Les femmes à l’honneur
Les reportages sur les divers attentats commis au nom de Daesh montrent et dénoncent massivement des vidéos de jeunes hommes radicalisés. Le premier parti pris astucieux de cette série consiste à prendre le contrepied de cette version en favorisant des personnages principaux féminins. Bien-sûr, on n’échappe pas au jeune ex-tolard radicalisé en prison et perpétrant un attentat mais en dehors de cette histoire, le scénario met davantage l’accent sur Pervin, la jeune mère de famille terrorisée par le régime de l’Etat Islamique sous lequel elle vit et sur Sulle.
Cette dernière, aînée d’une famille immigrée en Suède, se sent exclue de la société dans laquelle elle vit. Scolarisée dans un établissement apparemment destiné à préparer les jeunes à intégrer la société suédoise, elle semble évoluer dans un cadre de vie propice à la radicalisation. Perte de repères, besoin de se raccrocher à des valeurs solides font de cette jeune fille une cible privilégiée. Repérée par l’un des membres de Daesh, elle se voit méthodiquement guidée dans son processus de radicalisation. Tandis que Pervin supplie une policière suédoise de la rapatrier et risque sa vie à chaque prise de contact, Sulle, sa sœur et sa meilleure amie rêvent de rejoindre Raqqa. Une situation tendue et extrêmement bien amenée.

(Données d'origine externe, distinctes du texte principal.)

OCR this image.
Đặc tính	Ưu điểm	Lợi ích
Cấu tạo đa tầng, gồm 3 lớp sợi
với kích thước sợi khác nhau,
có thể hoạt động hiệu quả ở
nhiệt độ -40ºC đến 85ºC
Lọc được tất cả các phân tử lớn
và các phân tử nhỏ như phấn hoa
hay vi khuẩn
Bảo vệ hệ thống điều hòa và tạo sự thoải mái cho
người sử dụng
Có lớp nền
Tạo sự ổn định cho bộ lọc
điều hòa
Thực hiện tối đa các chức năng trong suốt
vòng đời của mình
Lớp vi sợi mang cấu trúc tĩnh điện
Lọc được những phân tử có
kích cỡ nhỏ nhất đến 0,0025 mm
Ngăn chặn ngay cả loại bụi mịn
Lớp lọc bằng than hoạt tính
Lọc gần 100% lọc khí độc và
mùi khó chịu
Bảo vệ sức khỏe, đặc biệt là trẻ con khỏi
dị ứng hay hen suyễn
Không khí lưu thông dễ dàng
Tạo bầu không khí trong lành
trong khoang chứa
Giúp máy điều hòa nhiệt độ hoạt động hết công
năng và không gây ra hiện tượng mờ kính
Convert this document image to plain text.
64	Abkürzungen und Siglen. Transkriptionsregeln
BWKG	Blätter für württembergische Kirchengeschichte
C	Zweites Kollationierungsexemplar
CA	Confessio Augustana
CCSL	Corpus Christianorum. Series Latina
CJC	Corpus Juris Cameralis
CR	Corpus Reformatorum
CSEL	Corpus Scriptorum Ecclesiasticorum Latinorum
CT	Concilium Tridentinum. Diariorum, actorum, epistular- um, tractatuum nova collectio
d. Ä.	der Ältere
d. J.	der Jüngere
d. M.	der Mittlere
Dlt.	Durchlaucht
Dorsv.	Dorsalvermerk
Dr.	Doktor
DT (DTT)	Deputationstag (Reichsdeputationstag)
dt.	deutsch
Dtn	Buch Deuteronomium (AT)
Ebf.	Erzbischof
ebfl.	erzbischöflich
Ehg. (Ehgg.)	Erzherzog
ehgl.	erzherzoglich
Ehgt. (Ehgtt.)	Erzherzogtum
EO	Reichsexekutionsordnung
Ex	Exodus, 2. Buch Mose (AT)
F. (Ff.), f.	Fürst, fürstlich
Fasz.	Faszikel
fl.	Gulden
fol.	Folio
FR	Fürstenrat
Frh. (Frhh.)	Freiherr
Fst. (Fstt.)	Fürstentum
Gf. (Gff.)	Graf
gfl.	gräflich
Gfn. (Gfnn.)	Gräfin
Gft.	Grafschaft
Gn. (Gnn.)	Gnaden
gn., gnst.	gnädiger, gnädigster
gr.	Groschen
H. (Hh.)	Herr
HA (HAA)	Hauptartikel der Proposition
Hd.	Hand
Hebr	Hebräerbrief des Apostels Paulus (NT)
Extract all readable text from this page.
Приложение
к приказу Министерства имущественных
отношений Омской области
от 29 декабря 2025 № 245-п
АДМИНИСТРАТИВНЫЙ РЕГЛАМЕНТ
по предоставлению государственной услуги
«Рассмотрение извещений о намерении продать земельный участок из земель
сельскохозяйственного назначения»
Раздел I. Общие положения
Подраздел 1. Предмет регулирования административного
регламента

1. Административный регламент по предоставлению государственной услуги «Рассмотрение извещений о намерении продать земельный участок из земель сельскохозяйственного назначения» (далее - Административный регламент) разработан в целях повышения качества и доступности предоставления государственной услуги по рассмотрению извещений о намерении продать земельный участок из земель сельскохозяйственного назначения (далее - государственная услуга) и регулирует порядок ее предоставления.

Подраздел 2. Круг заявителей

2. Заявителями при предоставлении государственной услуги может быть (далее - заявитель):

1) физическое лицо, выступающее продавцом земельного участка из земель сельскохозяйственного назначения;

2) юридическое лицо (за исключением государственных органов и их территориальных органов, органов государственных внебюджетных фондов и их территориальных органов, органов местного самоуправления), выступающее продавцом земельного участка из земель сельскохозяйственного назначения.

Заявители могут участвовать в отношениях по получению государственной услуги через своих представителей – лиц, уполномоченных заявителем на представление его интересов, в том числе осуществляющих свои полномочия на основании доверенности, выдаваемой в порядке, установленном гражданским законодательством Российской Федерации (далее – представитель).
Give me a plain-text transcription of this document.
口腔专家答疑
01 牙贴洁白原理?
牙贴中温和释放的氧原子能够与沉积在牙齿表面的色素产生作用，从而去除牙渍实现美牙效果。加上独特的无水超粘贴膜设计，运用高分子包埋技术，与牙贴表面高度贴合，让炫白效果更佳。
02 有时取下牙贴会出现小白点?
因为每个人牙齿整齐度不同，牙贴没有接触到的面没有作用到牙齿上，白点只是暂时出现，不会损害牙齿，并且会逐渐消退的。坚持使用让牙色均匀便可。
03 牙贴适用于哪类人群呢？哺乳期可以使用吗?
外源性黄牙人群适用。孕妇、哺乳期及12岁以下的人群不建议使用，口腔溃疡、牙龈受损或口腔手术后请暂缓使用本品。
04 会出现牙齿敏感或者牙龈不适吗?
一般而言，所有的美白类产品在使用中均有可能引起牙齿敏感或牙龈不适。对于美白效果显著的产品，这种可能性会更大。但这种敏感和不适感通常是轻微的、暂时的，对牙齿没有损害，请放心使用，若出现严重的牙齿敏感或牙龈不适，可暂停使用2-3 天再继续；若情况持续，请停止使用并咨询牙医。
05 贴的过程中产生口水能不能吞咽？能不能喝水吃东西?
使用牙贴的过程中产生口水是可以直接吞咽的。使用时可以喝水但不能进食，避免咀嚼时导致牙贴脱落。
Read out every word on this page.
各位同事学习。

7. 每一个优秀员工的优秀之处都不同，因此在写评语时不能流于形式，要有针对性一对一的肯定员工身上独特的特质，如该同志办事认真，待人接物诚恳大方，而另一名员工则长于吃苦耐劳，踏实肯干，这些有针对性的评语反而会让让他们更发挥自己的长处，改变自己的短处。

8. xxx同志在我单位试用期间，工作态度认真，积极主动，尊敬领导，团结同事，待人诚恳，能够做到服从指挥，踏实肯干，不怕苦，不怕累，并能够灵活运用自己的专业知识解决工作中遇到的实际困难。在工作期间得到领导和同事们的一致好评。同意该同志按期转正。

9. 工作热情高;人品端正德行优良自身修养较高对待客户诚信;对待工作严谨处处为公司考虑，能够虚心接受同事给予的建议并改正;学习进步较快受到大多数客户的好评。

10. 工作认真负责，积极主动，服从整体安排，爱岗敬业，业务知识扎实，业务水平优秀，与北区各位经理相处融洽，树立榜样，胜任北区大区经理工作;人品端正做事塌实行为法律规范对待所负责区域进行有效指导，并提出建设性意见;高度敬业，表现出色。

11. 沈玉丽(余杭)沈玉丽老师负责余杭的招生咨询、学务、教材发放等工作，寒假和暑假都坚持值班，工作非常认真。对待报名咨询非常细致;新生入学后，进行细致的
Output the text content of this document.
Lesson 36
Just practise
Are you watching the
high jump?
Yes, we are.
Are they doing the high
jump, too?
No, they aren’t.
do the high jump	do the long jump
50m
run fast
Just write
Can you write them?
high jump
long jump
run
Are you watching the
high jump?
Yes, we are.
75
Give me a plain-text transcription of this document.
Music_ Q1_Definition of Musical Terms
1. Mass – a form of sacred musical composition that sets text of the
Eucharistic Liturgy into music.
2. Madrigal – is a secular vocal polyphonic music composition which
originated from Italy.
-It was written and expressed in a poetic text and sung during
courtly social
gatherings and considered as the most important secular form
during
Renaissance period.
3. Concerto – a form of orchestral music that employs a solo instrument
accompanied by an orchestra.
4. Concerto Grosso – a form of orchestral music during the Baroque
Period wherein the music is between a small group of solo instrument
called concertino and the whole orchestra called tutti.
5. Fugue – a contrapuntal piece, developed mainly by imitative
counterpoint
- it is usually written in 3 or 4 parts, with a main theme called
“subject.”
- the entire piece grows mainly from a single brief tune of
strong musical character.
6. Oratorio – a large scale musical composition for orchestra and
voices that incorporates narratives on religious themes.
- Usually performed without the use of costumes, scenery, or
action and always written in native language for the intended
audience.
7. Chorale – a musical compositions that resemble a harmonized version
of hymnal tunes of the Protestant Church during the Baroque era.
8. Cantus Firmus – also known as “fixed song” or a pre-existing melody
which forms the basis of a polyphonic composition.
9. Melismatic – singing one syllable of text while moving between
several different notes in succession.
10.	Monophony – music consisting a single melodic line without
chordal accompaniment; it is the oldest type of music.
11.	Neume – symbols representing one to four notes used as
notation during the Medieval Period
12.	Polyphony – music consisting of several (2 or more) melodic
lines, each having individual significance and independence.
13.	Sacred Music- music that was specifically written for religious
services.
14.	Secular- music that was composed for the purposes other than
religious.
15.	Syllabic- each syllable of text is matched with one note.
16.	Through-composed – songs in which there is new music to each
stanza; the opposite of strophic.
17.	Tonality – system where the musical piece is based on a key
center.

Mise en image d’une machine bien huilée
En plus d’illustrer la radicalisation féminine moins médiatisée, la série s’efforce de décrire le fonctionnement interne de l’Etat Islamique. Si les détails et subtilités les plus complexes n’apparaissent pas, certains rouages de la mécanique Daesh sont clairement exposés. Les personnes-clé, passeurs, recruteurs, occupent tous des positions stratégiques. Placés directement au contact de proies faciles telles que Sulle, ces derniers semblent chacun chargés de missions bien précises.
Le Voyageur travaille à l’école, où il peut aborder à loisir ces jeunes déboussolés en quête d’eux-mêmes dans leur société d’adoption. La passeuse occupe un splendide appartement proche du lieu de vie des filles et tient un discours très étudié. La propagande matraquée dans les diverses vidéos envoyées aux jeunes cibles ne fait pas non plus dans la dentelle. On y répète encore et encore que le pays d’adoption voue une « haine » à tous les Musulmans et que ceux-ci doivent donc se rebeller. Une stratégie méticuleuse et qui fait que la série fonctionne.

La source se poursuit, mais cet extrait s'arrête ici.